Hacken [HAI] just took a major hit after a likely private key compromise. Someone minted around 251 million HAI tokens on both Ethereum and BNB Chain, most likely by gaining access to the deployer wallet.
That move instantly tanked the price by 55%.
HAI was already having a rough quarter, struggling to break past the $0.026 resistance. This unexpected mint crashed the price all the way down to $0.009 at press time, dragging the RSI deep into oversold territory.


Source: TradingView (HAI/USDT)
On X (formerly Twitter), Hacken’s devs responded quickly, launching an internal investigation and urging HAI holders on both Ethereum and BNB Chain to halt all bridging activity.

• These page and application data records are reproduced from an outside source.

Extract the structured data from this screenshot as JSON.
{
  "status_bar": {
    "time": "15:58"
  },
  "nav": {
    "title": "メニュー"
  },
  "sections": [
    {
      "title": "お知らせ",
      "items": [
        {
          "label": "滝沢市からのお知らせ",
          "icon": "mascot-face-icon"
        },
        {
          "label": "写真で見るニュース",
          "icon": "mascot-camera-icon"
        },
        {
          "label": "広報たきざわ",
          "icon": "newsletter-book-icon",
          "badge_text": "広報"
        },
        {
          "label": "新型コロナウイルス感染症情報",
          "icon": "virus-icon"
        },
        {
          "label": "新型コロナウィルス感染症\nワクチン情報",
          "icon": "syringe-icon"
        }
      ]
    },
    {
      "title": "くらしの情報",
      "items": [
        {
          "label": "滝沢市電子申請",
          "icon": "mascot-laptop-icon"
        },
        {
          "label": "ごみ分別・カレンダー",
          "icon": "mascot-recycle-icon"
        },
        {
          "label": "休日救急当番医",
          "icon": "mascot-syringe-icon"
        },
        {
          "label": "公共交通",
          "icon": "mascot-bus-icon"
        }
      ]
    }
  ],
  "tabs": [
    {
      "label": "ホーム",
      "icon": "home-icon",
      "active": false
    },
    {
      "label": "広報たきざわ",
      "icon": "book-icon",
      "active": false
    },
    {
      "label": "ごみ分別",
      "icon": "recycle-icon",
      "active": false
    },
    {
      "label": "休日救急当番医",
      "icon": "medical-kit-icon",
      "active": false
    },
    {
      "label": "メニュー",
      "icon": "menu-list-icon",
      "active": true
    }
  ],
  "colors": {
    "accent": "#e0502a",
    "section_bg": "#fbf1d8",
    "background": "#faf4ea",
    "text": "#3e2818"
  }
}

But despite these assurances, the market’s reaction was anything but forgiving. The Exchange Supply of HAI surged to 10.36 million on the 20th of June, and then nearly doubled to a staggering 21.77 million just a day later.
This kind of inflow typically signals a surge in sell-side pressure, and in this case, it confirmed full-blown panic, exposing the lack of real underlying strength in the market.
Minted and melted: Hacken’s harsh reality check
Sure, the initial wave of panic was understandable. Security breaches tend to trigger knee-jerk reactions as fear overtakes logic.
But in Hacken’s case, the 55% drop, breaking even below the critical $0.09 level, delivered a sobering reality check. It highlighted a structural weakness in market confidence.
On-chain data backs this up. The Net Exchange Flow showed a 64 million token inflow, heavily outweighing outflows.
This sharp imbalance suggests that sell-side pressure continues to dominate, with liquidity piling onto order books faster than the market can absorb it.


Source: Santiment
According to AMBCrytpo, the lack of absorption underscores the absence of strong hands. In turn, revealing that the market’s foundation may be far more fragile than it appeared.